Nous soutenons le principe d'une expérimentation, qui donnera lieu à évaluation. Je salue les améliorations apportées en commission : extension aux EPCI, assouplissement des conditions de mise en oeuvre, étude de soutenabilité plus précise pour prévenir les situations de surendettement.

Toutefois, certaines interrogations subsistent. Certaines entreprises ne proposeront-elles pas que des solutions copiées-collées ? Et quelle sera la nature de la dette engendrée ?

Malgré tout, nous voterons ce texte. (Marques de satisfaction au banc des commissions)

Mme Nathalie Delattre .  - Entre les records de chaleur et les vagues de froid, les derniers mois ont souligné l'urgence climatique et l'impérieuse nécessité d'agir en faveur de la transition énergétique, sur des fronts multiples.

La rénovation énergétique des bâtiments est un enjeu de taille. Les bâtiments publics occupent une place considérable dans les émissions de gaz à effet de serre. Or trop peu de rénovations sont engagées.

Cette proposition de loi s'inscrit dans une dynamique attendue : plus de souplesse pour plus d'efficacité. Les contrats de performance énergétique sont trop peu utilisés, car ils sont difficiles à mettre en oeuvre pour les collectivités territoriales.

Les règles de la commande publique sont contraignantes, le plus souvent pour de bonnes raisons. L'usage des deniers publics doit être encadré, ce qui justifie l'interdiction du paiement différé. Toutefois, cette règle ne doit pas conduire l'administration à s'isoler - sans jeu de mot... - du reste de la société.

Le tiers financement permettrait aux administrations de mener des travaux de rénovation d'envergure. Le RDSE souscrit à cette souplesse, d'autant qu'elle vient en complément des solutions existantes.

Il faut toutefois rester vigilant. À l'issue de l'expérimentation, nous devrons nous assurer que les collectivités territoriales se sont saisies du dispositif et que celui-ci n'a pas entraîné de mauvaises pratiques ni de mauvaises dettes.

Ce travail d'évaluation devra être mené sérieusement : le Sénat est la chambre idéale pour s'en charger.

Notre groupe votera cette proposition de loi, surtout après les améliorations apportées par la rapporteure, notamment sur le renforcement des mécanismes de contrôle et la création d'études de soutenabilité.
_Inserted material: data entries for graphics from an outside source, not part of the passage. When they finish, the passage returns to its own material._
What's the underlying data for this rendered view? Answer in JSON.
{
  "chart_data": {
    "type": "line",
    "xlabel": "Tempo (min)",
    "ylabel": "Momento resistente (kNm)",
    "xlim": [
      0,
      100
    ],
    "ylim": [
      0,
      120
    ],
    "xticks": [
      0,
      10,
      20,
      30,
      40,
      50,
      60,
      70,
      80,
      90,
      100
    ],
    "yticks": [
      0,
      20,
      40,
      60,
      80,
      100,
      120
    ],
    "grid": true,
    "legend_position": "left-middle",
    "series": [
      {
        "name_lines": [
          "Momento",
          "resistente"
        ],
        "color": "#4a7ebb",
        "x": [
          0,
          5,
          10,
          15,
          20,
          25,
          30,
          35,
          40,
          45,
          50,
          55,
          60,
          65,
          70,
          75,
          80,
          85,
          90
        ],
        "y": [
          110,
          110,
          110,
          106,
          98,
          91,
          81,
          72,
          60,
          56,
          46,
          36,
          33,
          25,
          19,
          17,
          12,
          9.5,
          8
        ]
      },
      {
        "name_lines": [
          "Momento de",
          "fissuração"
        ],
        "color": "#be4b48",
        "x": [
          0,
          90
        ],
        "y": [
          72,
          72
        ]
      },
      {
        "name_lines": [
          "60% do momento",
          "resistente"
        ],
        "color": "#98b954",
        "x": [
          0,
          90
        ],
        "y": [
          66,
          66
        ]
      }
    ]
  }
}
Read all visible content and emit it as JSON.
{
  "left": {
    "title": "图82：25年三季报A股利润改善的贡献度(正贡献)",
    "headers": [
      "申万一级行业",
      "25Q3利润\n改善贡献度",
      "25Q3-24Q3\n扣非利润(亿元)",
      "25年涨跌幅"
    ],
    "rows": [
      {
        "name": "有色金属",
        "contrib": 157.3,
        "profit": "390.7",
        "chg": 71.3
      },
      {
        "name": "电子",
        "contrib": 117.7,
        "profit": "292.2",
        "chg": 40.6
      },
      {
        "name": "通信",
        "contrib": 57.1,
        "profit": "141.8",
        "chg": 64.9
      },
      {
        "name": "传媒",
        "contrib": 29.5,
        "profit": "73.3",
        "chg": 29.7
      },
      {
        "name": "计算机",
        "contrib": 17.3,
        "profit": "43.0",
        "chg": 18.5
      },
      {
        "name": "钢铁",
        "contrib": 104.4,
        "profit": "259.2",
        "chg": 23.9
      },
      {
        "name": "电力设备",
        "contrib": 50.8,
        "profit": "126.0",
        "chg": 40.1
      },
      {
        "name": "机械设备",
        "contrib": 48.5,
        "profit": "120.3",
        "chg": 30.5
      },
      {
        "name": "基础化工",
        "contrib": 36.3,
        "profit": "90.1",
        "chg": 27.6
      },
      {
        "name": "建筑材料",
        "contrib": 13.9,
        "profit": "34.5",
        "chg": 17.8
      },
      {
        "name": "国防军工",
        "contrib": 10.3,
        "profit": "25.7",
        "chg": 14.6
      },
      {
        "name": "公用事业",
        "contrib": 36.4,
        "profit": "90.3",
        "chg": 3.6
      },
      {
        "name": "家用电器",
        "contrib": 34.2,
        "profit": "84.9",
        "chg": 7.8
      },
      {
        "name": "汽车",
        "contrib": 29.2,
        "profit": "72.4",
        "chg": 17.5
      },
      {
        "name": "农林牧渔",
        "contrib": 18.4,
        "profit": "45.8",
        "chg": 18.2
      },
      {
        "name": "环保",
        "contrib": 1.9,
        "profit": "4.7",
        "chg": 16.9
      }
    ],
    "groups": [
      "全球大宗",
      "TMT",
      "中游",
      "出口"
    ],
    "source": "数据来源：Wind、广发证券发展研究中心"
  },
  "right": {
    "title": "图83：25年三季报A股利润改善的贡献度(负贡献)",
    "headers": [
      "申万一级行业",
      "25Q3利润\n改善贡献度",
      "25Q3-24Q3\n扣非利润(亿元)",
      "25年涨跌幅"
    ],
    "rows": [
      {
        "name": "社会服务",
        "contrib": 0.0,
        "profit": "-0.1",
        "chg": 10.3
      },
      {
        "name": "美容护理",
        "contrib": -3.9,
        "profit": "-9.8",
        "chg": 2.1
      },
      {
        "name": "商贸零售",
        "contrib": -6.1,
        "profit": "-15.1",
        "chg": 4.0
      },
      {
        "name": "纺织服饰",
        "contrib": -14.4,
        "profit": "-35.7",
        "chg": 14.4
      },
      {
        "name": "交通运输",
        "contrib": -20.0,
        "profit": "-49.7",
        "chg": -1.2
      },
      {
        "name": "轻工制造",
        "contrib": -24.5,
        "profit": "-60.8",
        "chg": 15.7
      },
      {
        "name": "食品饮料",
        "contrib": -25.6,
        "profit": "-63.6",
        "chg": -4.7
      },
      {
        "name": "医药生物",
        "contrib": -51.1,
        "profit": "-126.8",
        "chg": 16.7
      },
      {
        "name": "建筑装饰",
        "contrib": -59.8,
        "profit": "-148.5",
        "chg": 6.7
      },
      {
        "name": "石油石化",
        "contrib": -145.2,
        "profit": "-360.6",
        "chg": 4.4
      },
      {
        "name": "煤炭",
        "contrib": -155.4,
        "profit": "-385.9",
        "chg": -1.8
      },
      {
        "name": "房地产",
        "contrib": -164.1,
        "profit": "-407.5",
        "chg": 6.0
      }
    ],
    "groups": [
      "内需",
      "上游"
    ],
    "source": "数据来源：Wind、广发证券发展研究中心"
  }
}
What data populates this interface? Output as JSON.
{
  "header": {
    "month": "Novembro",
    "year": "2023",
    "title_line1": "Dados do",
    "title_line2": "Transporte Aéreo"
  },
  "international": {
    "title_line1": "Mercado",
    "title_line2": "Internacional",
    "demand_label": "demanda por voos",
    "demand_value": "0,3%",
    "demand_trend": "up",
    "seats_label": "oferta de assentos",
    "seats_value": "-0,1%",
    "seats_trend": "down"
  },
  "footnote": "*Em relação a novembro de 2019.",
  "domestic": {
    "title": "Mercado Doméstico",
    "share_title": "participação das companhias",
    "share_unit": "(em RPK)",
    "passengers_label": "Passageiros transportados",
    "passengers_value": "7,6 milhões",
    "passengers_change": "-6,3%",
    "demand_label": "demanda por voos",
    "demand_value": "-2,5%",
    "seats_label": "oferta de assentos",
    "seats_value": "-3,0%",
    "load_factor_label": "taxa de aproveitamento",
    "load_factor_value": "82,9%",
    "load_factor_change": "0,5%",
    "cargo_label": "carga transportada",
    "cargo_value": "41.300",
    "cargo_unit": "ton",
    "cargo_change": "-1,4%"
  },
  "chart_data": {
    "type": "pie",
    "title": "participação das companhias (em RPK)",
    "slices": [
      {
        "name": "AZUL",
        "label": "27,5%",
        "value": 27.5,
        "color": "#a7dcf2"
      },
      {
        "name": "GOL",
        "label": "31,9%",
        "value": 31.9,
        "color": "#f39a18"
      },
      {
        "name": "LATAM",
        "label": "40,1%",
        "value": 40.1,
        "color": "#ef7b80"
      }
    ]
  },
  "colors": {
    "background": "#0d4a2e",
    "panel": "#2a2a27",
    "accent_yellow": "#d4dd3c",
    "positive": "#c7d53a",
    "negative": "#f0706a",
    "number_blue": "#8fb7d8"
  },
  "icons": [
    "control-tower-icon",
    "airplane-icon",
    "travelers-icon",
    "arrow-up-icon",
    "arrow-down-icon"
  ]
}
Grâce à eux, le texte est équilibré : le groupe RDSE se réjouit de son adoption probable.

Mme Valérie Boyer .  - Le Sénat a toujours été très attentif aux finances des collectivités territoriales et à l'environnement. Ce texte, de prime abord technique, vise à accélérer la rénovation thermique des bâtiments publics, qui représentent le chiffre colossal de 400 millions de mètres carrés.

Cette accélération est indispensable. La maîtrise des consommations est devenue un enjeu crucial. Dans le contexte géopolitique actuel, certaines communes sont forcées à des choix difficiles : nous connaissons tous leur détresse. Dans un climat financier dégradé, les contrats de performance énergétique ont été peu utilisés - 383 contrats signés seulement entre 2007 et 2021.

Cette proposition de loi vise à assouplir les règles de la commande publique. Le dispositif proposé contribuera à lever les freins à l'investissement : les économies générées contribueront au paiement des travaux.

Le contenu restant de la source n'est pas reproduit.